Dominique Richard: Will Mankind Reap What He and PSC Distribution Are Sowing?
Dominique Richard has spent his entire medical career trying to uncover the hidden potential of plant stem cells in terms of their application to human diseases and medicines.
Dominique Richard and Plant Stem Cell Research
According to an old adage, we reap what we sow. Of course the origin of the adage is farming, where it is quite literally the case that you can only reap that which you’ve sown. But the phrase gained popularity outside of the farming community because its true meaning is applicable in all walks of life – the idea that our achievements are directly proportionate to the work we put into them. Our successes are commensurate with our effort and preparation.
The adage’s wisdom does beg another question: what if we’re working really hard… on the wrong things?
An interesting sociological school of thought states that no civilization can last forever because the longer it survives, the more advanced it becomes, and with each new advancement, it marches closer to its inevitable self-destruction. It eventually builds, creates, and manufactures “stuff” that can ultimately kill it. It almost happened in the 1980’s with the cold war – an ideological battle that could have blown up our planet. Although we managed to avoid that disaster, brilliant scientists warn us every day that we are killing ourselves slowly in other ways – like with aspartame and gluten and crack and meth and ozone holes and oil spills and…

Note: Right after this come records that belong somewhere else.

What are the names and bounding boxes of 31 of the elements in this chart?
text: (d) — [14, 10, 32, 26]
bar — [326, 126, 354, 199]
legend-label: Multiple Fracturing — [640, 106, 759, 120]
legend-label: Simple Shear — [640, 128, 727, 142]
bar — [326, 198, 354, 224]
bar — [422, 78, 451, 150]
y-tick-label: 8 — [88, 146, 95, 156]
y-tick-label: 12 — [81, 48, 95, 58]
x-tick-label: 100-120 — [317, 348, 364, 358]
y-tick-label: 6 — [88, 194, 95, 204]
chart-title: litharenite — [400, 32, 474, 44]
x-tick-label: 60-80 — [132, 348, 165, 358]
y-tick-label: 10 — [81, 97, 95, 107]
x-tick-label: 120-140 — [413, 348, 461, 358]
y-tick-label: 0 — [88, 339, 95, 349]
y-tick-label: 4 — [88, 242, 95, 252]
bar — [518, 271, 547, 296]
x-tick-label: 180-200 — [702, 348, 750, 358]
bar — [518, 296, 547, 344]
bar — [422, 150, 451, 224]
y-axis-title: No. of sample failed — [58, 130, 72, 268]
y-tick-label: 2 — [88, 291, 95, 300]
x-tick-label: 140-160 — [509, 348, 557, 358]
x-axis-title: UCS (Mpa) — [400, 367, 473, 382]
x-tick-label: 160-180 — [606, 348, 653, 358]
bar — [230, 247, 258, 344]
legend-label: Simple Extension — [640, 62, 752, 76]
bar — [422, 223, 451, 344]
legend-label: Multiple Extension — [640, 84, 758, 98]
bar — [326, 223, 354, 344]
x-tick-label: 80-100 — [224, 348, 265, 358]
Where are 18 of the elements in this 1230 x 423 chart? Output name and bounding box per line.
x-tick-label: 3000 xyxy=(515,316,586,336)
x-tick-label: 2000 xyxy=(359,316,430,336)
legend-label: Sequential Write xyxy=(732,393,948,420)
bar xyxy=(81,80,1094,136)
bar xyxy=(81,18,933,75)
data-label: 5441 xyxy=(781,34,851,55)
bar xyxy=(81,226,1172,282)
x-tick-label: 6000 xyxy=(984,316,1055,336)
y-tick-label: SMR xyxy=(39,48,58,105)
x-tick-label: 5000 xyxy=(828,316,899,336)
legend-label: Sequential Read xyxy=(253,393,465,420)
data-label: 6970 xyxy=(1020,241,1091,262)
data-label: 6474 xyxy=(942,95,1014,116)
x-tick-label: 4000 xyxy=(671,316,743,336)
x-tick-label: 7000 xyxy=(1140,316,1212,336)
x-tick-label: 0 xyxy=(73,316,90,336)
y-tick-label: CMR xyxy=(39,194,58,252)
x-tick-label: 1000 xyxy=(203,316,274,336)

You get the idea. But how is it possible that a civilization can unknowingly push towards self-destruction? Simple. We’re working really hard… on the wrong things. Here’s an example to illustrate the point:
Before refrigeration was invented, mankind developed food preservatives so our unrefrigerated food wouldn’t spoil as quickly. These preservatives have become a part of our everyday lives even though we’ve been using refrigeration for more than a century, and now there’s research indicating that certain preservatives are likely responsible for a decrease in the body’s ability to naturally produce serotonin, which in turn has led to the steady rise in depression and anxiety. But not to worry – we’ve invented Prozac and Zoloft and other medicines designed to increase the body’s serotonin levels to combat the depression and anxiety. Except that now we’re learning that a side effect of the synthetic serotonin is, let’s just say for the sake of argument, a weakening of the brain’s synapse firing power. Shortly, we’ll invent a drug or procedure to accelerate our synapse firing only to find out 20 years down the road that while our synapses are now firing the way they should, a side effect of the new medicine is the hardening of arteries. Undoubtedly we’ll discover a cure for those hardened arteries, but by then our grandchildren will discover that while we were softening our arteries, we were also...
You get the idea. But here’s the thing and there’s no getting around it: although we like to think progress is marching inevitably forward, the reality (at least according to the school of thought being discussed herein) is that we may be taking several steps backwards every time we take one step forward. And that will eventually catch up to us – causing us to short circuit our existence. The unavoidable fact, according to some, is that mankind’s technological and medical advancements are occurring at a rate that outpaces mankind’s ability to understand and manage those advancements.
It’s a bleak viewpoint to be sure. So how can we stem the tide? Interestingly (and with pun fully intended), we can do it with stems. And petals and leaves and…
You get the idea. At Plant Stem Cell (PSC) Distribution, scientists like Dominique Richard are doing their best to change the way the world thinks. It’s a tall order, to be sure, but nothing worth doing ever came easily. And besides, every important event that changed the course of human history started as just a seed of an idea – a seed that was sown and from which mankind eventually reaped enormous benefits. In the case of Richard and PSC, the seed is this: using plant stem cells to improve the human condition.
Dominique Richard has spent his entire medical career trying to uncover the hidden potential of plant stem cells in terms of their application to human diseases and medicines. More specifically, he’s devoted his life to studying and researching embryonic photochemistry, phytochemistry, and phytohormones, eclectic phytopharmacology, nutrition sciences, synthetic pharmacology, other types of modality, and...
You get the idea. His obsession with the topic stems from fear – he believes human beings are being poisoned at alarming rates and to dangerous levels. He suspects that we’re nearing the point at which our livers will no longer be able to effectively detoxify the myriad chemicals we ingest every day. And when we medicate ourselves to relieve the very health concerns brought about by other medicines, we’re on an exceedingly slippery slope. But, he believes, if we begin to use natural products like plant stem cells to prevent and cure our diseases, it’s possible we can change both the slope and its slipperiness. He cites as proof his life’s work.
Despite all of man’s advancements in biology, physics, chemistry, aerospace, medicine, and more, is it possible that the cure to what ails us has been right in front of us all along? If Dominique Richard and his team at PSC Distribution are correct, the answer is a resounding yes. It certainly would give whole new meaning to another old adage: “take time to stop and smell the flowers.”